Backend Index Behavior¶

This document describes how vertex and edge indexes are handled across different graph database backends. Understanding this helps ensure your schema has the right indexes for efficient lookups and MERGE operations.

Identity vs Secondary Indexes¶

Identity index: Required for vertex matching/upserts. Uses Vertex.identity (or _key/id for blank vertices). Each backend handles this differently.
Secondary indexes: Optional indexes for query performance. Configured in database_features.vertex_indexes and database_features.edge_specs[*].indexes.

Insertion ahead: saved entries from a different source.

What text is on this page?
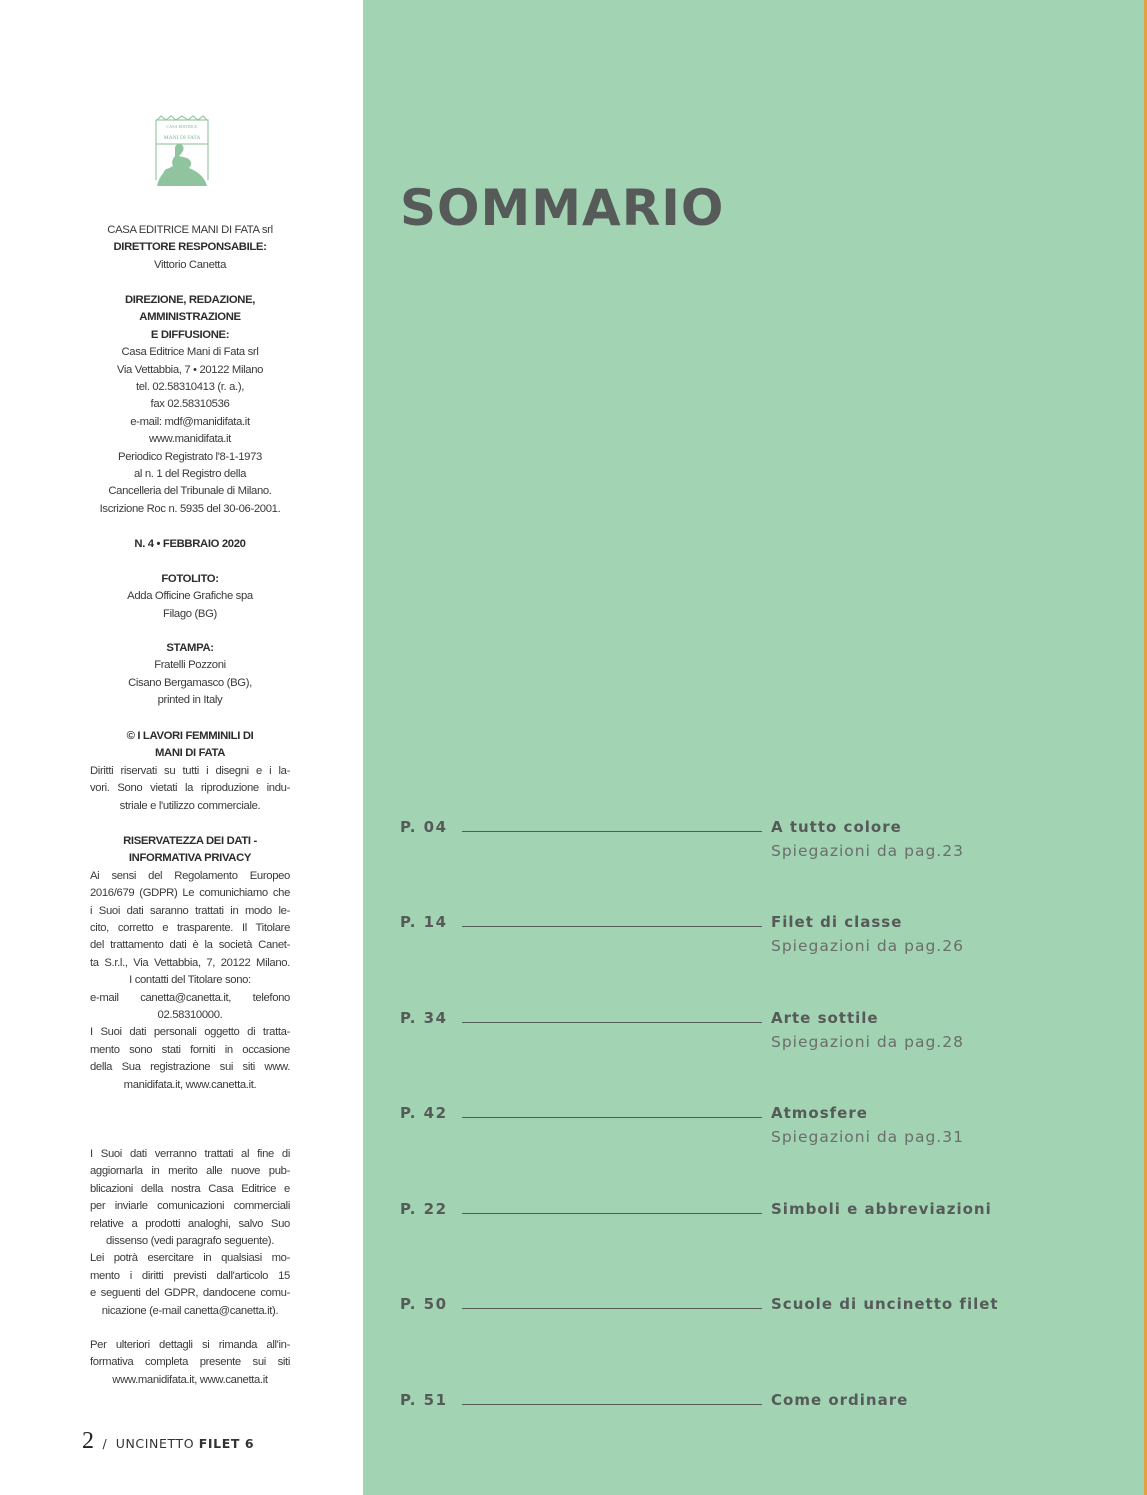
CASA EDITRICE
MANI DI FATA
CASA EDITRICE MANI DI FATA srl
DIRETTORE RESPONSABILE:
Vittorio Canetta
DIREZIONE, REDAZIONE,
AMMINISTRAZIONE
E DIFFUSIONE:
Casa Editrice Mani di Fata srl
Via Vettabbia, 7 • 20122 Milano
tel. 02.58310413 (r. a.),
fax 02.58310536
e-mail: mdf@manidifata.it
www.manidifata.it
Periodico Registrato l'8-1-1973
al n. 1 del Registro della
Cancelleria del Tribunale di Milano.
Iscrizione Roc n. 5935 del 30-06-2001.
N. 4 • FEBBRAIO 2020
FOTOLITO:
Adda Officine Grafiche spa
Filago (BG)
STAMPA:
Fratelli Pozzoni
Cisano Bergamasco (BG),
printed in Italy
© I LAVORI FEMMINILI DI
MANI DI FATA
Diritti riservati su tutti i disegni e i la-
vori. Sono vietati la riproduzione indu-
striale e l'utilizzo commerciale.
RISERVATEZZA DEI DATI -
INFORMATIVA PRIVACY
Ai sensi del Regolamento Europeo
2016/679 (GDPR) Le comunichiamo che
i Suoi dati saranno trattati in modo le-
cito, corretto e trasparente. Il Titolare
del trattamento dati è la società Canet-
ta S.r.l., Via Vettabbia, 7, 20122 Milano.
I contatti del Titolare sono:
e-mail canetta@canetta.it, telefono
02.58310000.
I Suoi dati personali oggetto di tratta-
mento sono stati forniti in occasione
della Sua registrazione sui siti www.
manidifata.it, www.canetta.it.
I Suoi dati verranno trattati al fine di
aggiornarla in merito alle nuove pub-
blicazioni della nostra Casa Editrice e
per inviarle comunicazioni commerciali
relative a prodotti analoghi, salvo Suo
dissenso (vedi paragrafo seguente).
Lei potrà esercitare in qualsiasi mo-
mento i diritti previsti dall'articolo 15
e seguenti del GDPR, dandocene comu-
nicazione (e-mail canetta@canetta.it).
Per ulteriori dettagli si rimanda all'in-
formativa completa presente sui siti
www.manidifata.it, www.canetta.it
SOMMARIO
P. 04	A tutto colore
Spiegazioni da pag.23
P. 14	Filet di classe
Spiegazioni da pag.26
P. 34	Arte sottile
Spiegazioni da pag.28
P. 42	Atmosfere
Spiegazioni da pag.31
P. 22	Simboli e abbreviazioni
P. 50	Scuole di uncinetto filet
P. 51	Come ordinare
2 / UNCINETTO FILET 6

The vertex_indexes in database_features is for secondary indexes only. Identity is handled by the backend during define_vertex_indexes or at collection/vertex-type creation.

Backend Summary¶

Backend	Identity index	How
Neo4j	Explicit	`define_vertex_indexes` prepends identity index when schema is provided. No implicit primary index.
Memgraph	Explicit	Same as Neo4j. `upsert_docs_batch` also auto-creates on `match_keys` at runtime.
FalkorDB	Explicit	Same as Neo4j.
Nebula	Explicit	`define_vertex_indexes` always creates identity index first (required for LOOKUP/MATCH).
ArangoDB	At collection creation	`create_collection` receives `vertex_config.index(u)` and adds it. `_key` is auto-indexed and skipped.
TigerGraph	Implicit	Primary keys are auto-indexed at vertex type creation.

Implications¶

Neo4j, Memgraph, FalkorDB: If you omit database_features.vertex_indexes for a vertex, the identity index is still created automatically when define_vertex_indexes runs with a schema. You only need vertex_indexes for additional (secondary) indexes.
ArangoDB, TigerGraph: Identity is covered at collection/vertex-type creation. define_vertex_indexes adds only secondary indexes from vertex_indexes.
Nebula: Identity index is always created in define_vertex_indexes; vertex_indexes adds secondary indexes.

Schema Required¶

When schema is None in define_vertex_indexes, identity indexes cannot be ensured for Neo4j, Memgraph, FalkorDB, and Nebula. A warning is logged. Always pass the schema when calling define_vertex_indexes or define_indexes during init_db.

Edge upserts and `MERGE` (Neo4j, Memgraph, FalkorDB)¶

Vertex upserts use node keys from Vertex identity. For edges, endpoints are matched on those vertex keys; the relationship itself is merged using a relationship property map so parallel edges remain distinct.

GraFlo chooses property names for that map from the edge’s logical identity policy: the first entry in Edge.identities (excluding source / target tokens; including a relation token as the relationship’s relation property when applicable). If identities is empty or does not name any relationship fields, all weights.direct field names are used instead. Compile-time edge indexes from identities (via database_features) remain separate from this writer-time MERGE key selection; both should agree with your intended uniqueness for a given edge definition.